A summary of the given array’s contents. The summary should be a single line of text. It will be wrapped between angle brackets (< and >) when rendered.

abstract get_axis_info_for_array_data(array: T) tuple[AxisInfo, ...][source]#

Returns axis information for each axis in the given array.

This method should return a tuple with an AxisInfo entry for each axis in the array. Array axes can be one of three types:

  • Positional axes have an index and a size, and can be accessed by position. This is common in ordinary NDArrays.

  • Named positionless axes have a name and a size, and can be accessed by name only. This is how penzai.core.named_axes treats named axes.

  • Named positional axes have an index, a name, and a size, and can be accessed by either position or name. This is how PyTorch treats named axes.

Note that positional axes have an explicit “logical index”, which may or may not match their position in the underlying array data; this makes it possible to support “views” of underlying array data that have a different axis ordering than the original data. (penzai.core.named_axes uses this.)

Parameters:

array – The array to get axis information for.

Returns:

A tuple with an AxisInfo entry for each axis in the array. The ordering must be consistent with the ordering expected by get_array_data_with_truncation.

get_numpy_dtype(array: T) np.dtype | None[source]#

Returns the numpy dtype of the given array.

This should match the dtype of the array returned by get_array_data_with_truncation.

Parameters:

array – The array to summarize.

Returns:

The numpy dtype of the given array, or None if the array does not have a numpy dtype.

get_sharding_info_for_array_data(array: T) ShardingInfo | None[source]#

Summarizes the sharding of the given array’s data.

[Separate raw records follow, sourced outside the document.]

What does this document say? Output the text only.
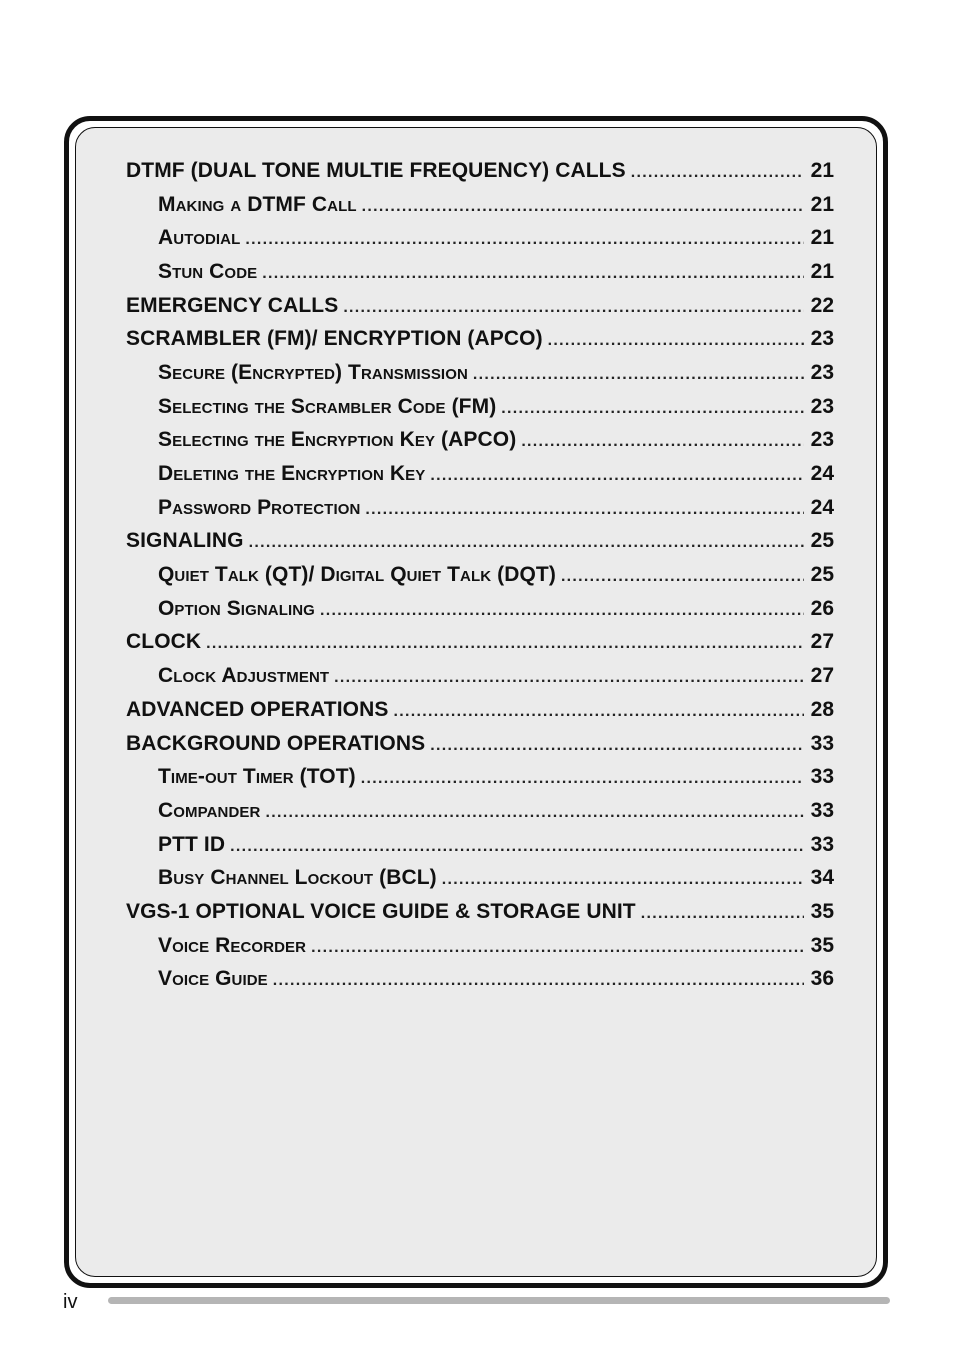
DTMF (DUAL TONE MULTIE FREQUENCY) CALLS .....	21
Making a DTMF Call .....	21
Autodial .....	21
Stun Code .....	21
EMERGENCY CALLS .....	22
SCRAMBLER (FM)/ ENCRYPTION (APCO) .....	23
Secure (Encrypted) Transmission .....	23
Selecting the Scrambler Code (FM) .....	23
Selecting the Encryption Key (APCO) .....	23
Deleting the Encryption Key .....	24
Password Protection .....	24
SIGNALING .....	25
Quiet Talk (QT)/ Digital Quiet Talk (DQT) .....	25
Option Signaling .....	26
CLOCK .....	27
Clock Adjustment .....	27
ADVANCED OPERATIONS .....	28
BACKGROUND OPERATIONS .....	33
Time-out Timer (TOT) .....	33
Compander .....	33
PTT ID .....	33
Busy Channel Lockout (BCL) .....	34
VGS-1 OPTIONAL VOICE GUIDE & STORAGE UNIT .....	35
Voice Recorder .....	35
Voice Guide .....	36
iv
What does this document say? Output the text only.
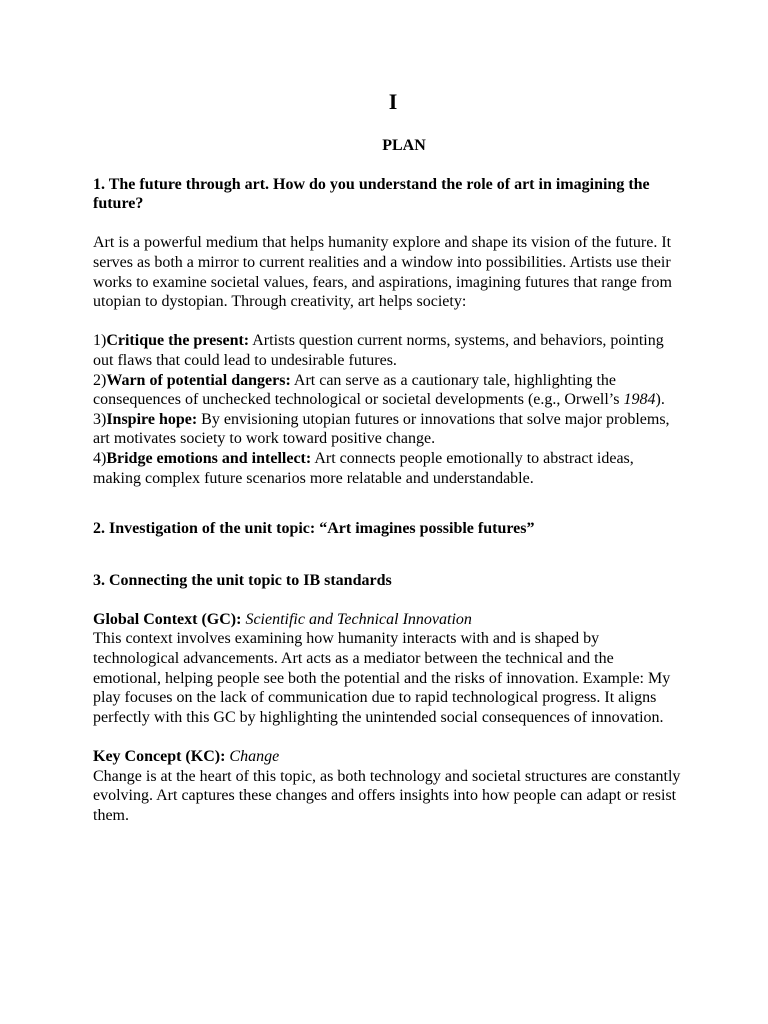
I
PLAN
1. The future through art. How do you understand the role of art in imagining the future?

Art is a powerful medium that helps humanity explore and shape its vision of the future. It serves as both a mirror to current realities and a window into possibilities. Artists use their works to examine societal values, fears, and aspirations, imagining futures that range from utopian to dystopian. Through creativity, art helps society:

1)Critique the present: Artists question current norms, systems, and behaviors, pointing out flaws that could lead to undesirable futures.

2)Warn of potential dangers: Art can serve as a cautionary tale, highlighting the consequences of unchecked technological or societal developments (e.g., Orwell’s 1984).

3)Inspire hope: By envisioning utopian futures or innovations that solve major problems, art motivates society to work toward positive change.

4)Bridge emotions and intellect: Art connects people emotionally to abstract ideas, making complex future scenarios more relatable and understandable.

2. Investigation of the unit topic: “Art imagines possible futures”
3. Connecting the unit topic to IB standards

Global Context (GC): Scientific and Technical Innovation

This context involves examining how humanity interacts with and is shaped by technological advancements. Art acts as a mediator between the technical and the emotional, helping people see both the potential and the risks of innovation. Example: My play focuses on the lack of communication due to rapid technological progress. It aligns perfectly with this GC by highlighting the unintended social consequences of innovation.

Key Concept (KC): Change

Change is at the heart of this topic, as both technology and societal structures are constantly evolving. Art captures these changes and offers insights into how people can adapt or resist them.
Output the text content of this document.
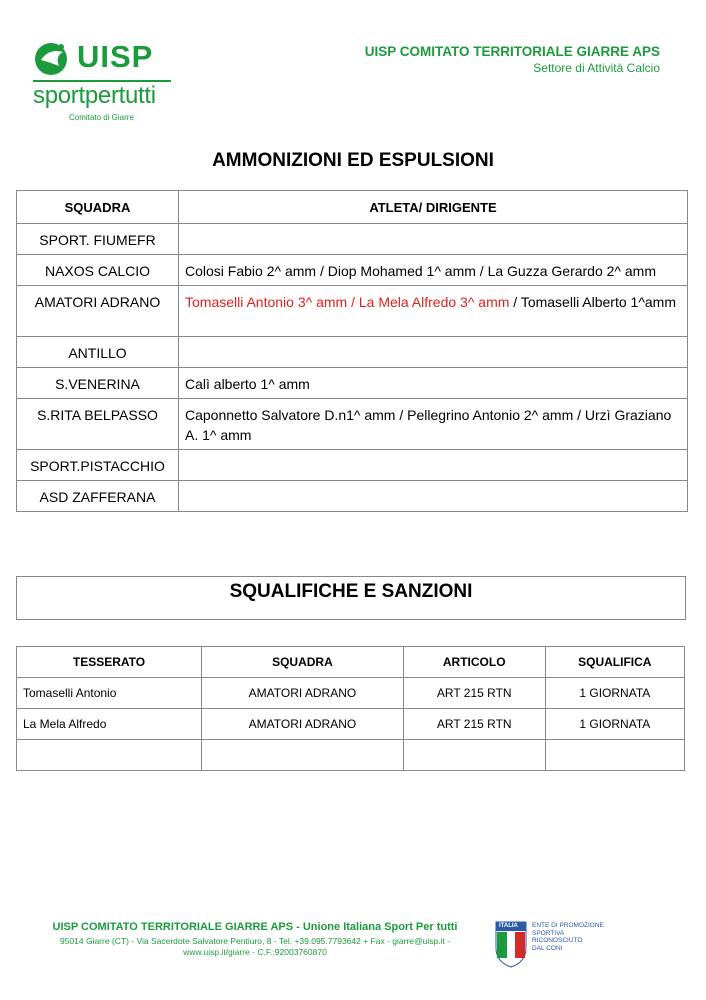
UISP
sportpertutti
Comitato di Giarre
UISP COMITATO TERRITORIALE GIARRE APS
Settore di Attività Calcio
AMMONIZIONI ED ESPULSIONI
SQUADRA	ATLETA/ DIRIGENTE
SPORT. FIUMEFR	
NAXOS CALCIO	Colosi Fabio 2^ amm / Diop Mohamed 1^ amm / La Guzza Gerardo 2^ amm
AMATORI ADRANO	Tomaselli Antonio 3^ amm / La Mela Alfredo 3^ amm / Tomaselli Alberto 1^amm
ANTILLO	
S.VENERINA	Calì alberto 1^ amm
S.RITA BELPASSO	Caponnetto Salvatore D.n1^ amm / Pellegrino Antonio 2^ amm / Urzì Graziano A. 1^ amm
SPORT.PISTACCHIO	
ASD ZAFFERANA	
SQUALIFICHE E SANZIONI
TESSERATO	SQUADRA	ARTICOLO	SQUALIFICA
Tomaselli Antonio	AMATORI ADRANO	ART 215 RTN	1 GIORNATA
La Mela Alfredo	AMATORI ADRANO	ART 215 RTN	1 GIORNATA

UISP COMITATO TERRITORIALE GIARRE APS - Unione Italiana Sport Per tutti
95014 Giarre (CT) - Via Sacerdote Salvatore Pentiuro, 8 - Tel. +39.095.7793642 + Fax - giarre@uisp.it - www.uisp.it/giarre - C.F.:92003760870
ITALIA ENTE DI PROMOZIONE
SPORTIVA
RICONOSCIUTO
DAL CONI
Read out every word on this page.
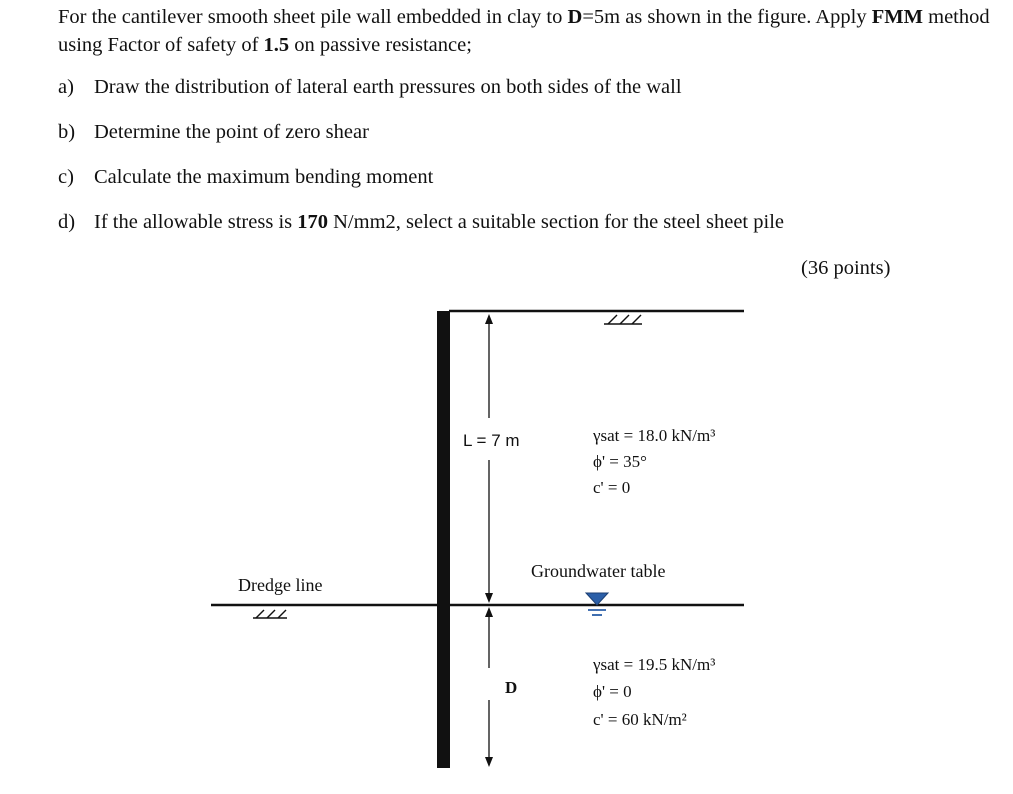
For the cantilever smooth sheet pile wall embedded in clay to D=5m as shown in the figure. Apply FMM method using Factor of safety of 1.5 on passive resistance;

a) Draw the distribution of lateral earth pressures on both sides of the wall

b) Determine the point of zero shear

c) Calculate the maximum bending moment

d) If the allowable stress is 170 N/mm2, select a suitable section for the steel sheet pile

(36 points)
L = 7 m
D
Dredge line
Groundwater table
γsat = 18.0 kN/m³
ϕ' = 35°
c' = 0
γsat = 19.5 kN/m³
ϕ' = 0
c' = 60 kN/m²
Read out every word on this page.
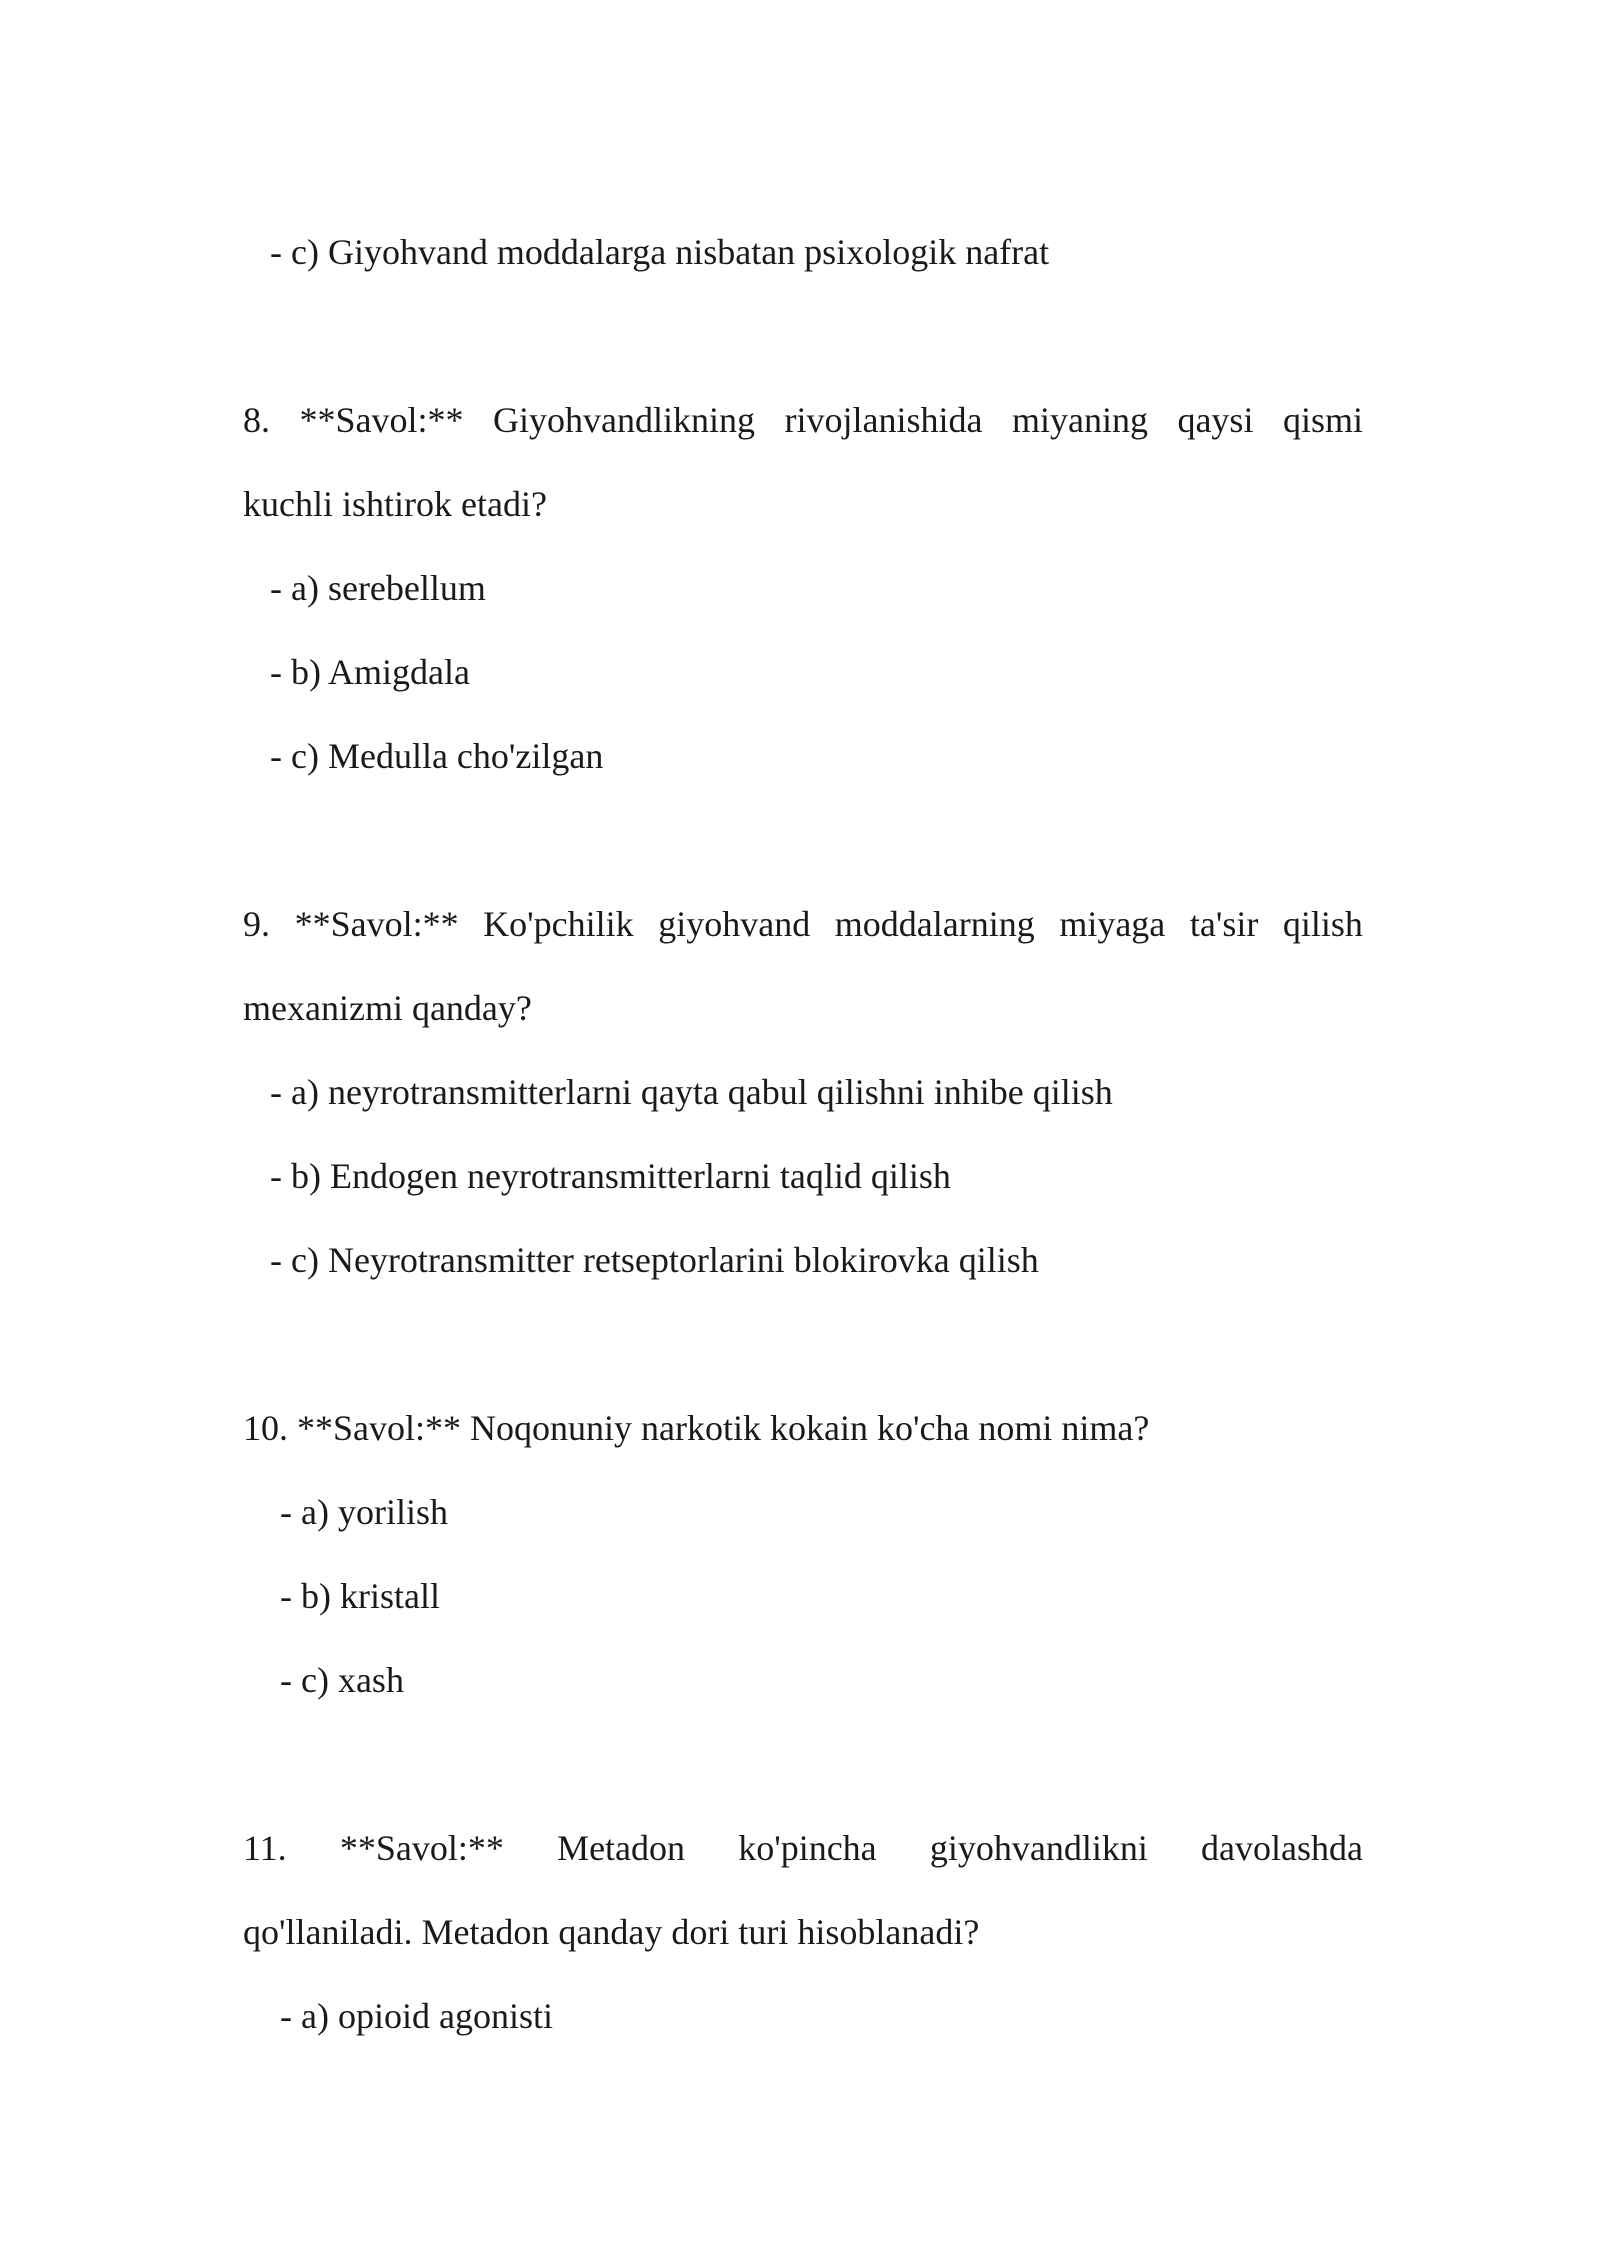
- c) Giyohvand moddalarga nisbatan psixologik nafrat
8. **Savol:** Giyohvandlikning rivojlanishida miyaning qaysi qismi
kuchli ishtirok etadi?
- a) serebellum
- b) Amigdala
- c) Medulla cho'zilgan
9. **Savol:** Ko'pchilik giyohvand moddalarning miyaga ta'sir qilish
mexanizmi qanday?
- a) neyrotransmitterlarni qayta qabul qilishni inhibe qilish
- b) Endogen neyrotransmitterlarni taqlid qilish
- c) Neyrotransmitter retseptorlarini blokirovka qilish
10. **Savol:** Noqonuniy narkotik kokain ko'cha nomi nima?
- a) yorilish
- b) kristall
- c) xash
11. **Savol:** Metadon ko'pincha giyohvandlikni davolashda
qo'llaniladi. Metadon qanday dori turi hisoblanadi?
- a) opioid agonisti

The summary returned by this method will be used to render a sharding for the array when automatic visualization is enabled.

Parameters:

array – The array to summarize.

Returns:

A summary of the given array’s sharding, or None if it does not have a sharding.

should_autovisualize(array: T) bool[source]#

Returns True if the given array should be automatically visualized.

If this method returns True, the array will be automatically visualized by the array visualizer if it is enabled.

Parameters:

array – The array to possibly visualize.

Returns:

True if the given array should be automatically visualized.